5. En l’état de l’instruction, aucun des moyens tels qu’énoncés dans les visas de la présente ordonnance n’est de nature à créer un doute sérieux quant à la légalité de l’arrêté contesté.
6. Il résulte de tout ce qui précède que sans qu’il soit besoin d’examiner la condition d’urgence, les conclusions tendant à la suspension de l’exécution de l’arrêté du 26 juin 2025 du maire de la commune de Saint-Mamert-du-Gard de sursis à statuer sur la déclaration préalable n° DP 30 281 25 N0020 doivent être rejetées.
Sur les conclusions à fin d’injonction et d’astreinte :
7. Aux termes de l’article L. 911-1 du code de justice administrative : « Lorsque sa décision implique nécessairement qu’une personne morale de droit public (…) prenne une mesure d’exécution dans un sens déterminé, la juridiction, saisi de conclusions en ce sens, prescrit, par la même décision, cette mesure assortie, le cas échéant, d’un délai d’exécution. ».
8. En l’espèce, l’ordonnance n’appelle aucune mesure d’exécution. Les conclusions présentées aux fins d’injonction et d’astreinte ne peuvent qu’être rejetées.
Sur les frais liés à l’instance :
9. Les dispositions de l’article L.761-1 du code de justice administrative font obstacle à ce que la somme demandée par la société Totem France soit mise à la charge de la commune de Saint-Mamert-du-Gard sur leur fondement. Il y a lieu, en revanche, dans les circonstances de l’espèce, de mettre une somme de 1 500 euros à la charge des sociétés Totem France et Orange au titre des frais exposés par la commune de Saint-Mamert-du-Gard qui présente des conclusions en ce sens sur leur fondement.
O R D O N N E
Article 1er : La requête des sociétés Totem France et Orange est rejetée.

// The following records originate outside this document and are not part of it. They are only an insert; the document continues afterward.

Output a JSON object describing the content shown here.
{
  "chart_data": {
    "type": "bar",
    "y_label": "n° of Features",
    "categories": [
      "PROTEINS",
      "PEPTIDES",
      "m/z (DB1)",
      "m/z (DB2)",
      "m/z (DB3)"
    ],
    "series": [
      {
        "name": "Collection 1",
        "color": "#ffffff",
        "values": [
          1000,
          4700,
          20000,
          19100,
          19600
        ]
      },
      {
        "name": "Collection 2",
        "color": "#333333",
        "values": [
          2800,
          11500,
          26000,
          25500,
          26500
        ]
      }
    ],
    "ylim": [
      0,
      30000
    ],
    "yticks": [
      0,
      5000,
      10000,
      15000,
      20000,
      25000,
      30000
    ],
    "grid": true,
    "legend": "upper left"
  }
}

Article 2 : Les sociétés Totem France et Orange verseront la somme de 1 500 euros à la commune de Saint-Mamert-du-Gard en application de l’article L. 761-1 du code de justice administrative.

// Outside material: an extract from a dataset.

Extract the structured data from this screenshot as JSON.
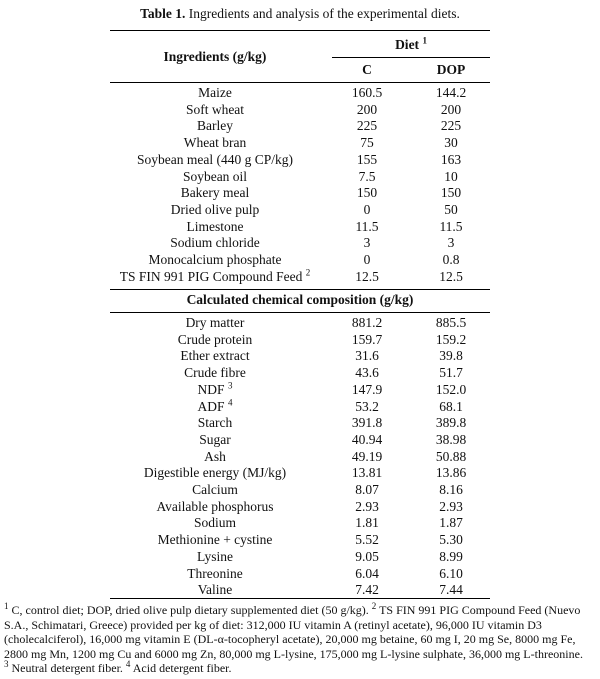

Article 3 : La présente ordonnance sera notifiée à la société Totem France au titre de l’article L. 751-3 du code de justice administrative et à la commune de Saint-Mamert-du-Gard.
Fait à Nîmes, le 7 octobre 2025.
La juge des référés,
C. BOYER
La République mande et ordonne au ministre de la transition écologique et de la cohésion des territoires, en ce qui le concerne, ou à tous commissaires de justice à ce requis en ce qui concerne les voies de droit commun contre les parties privées, de pourvoir à l’exécution de la présente décision.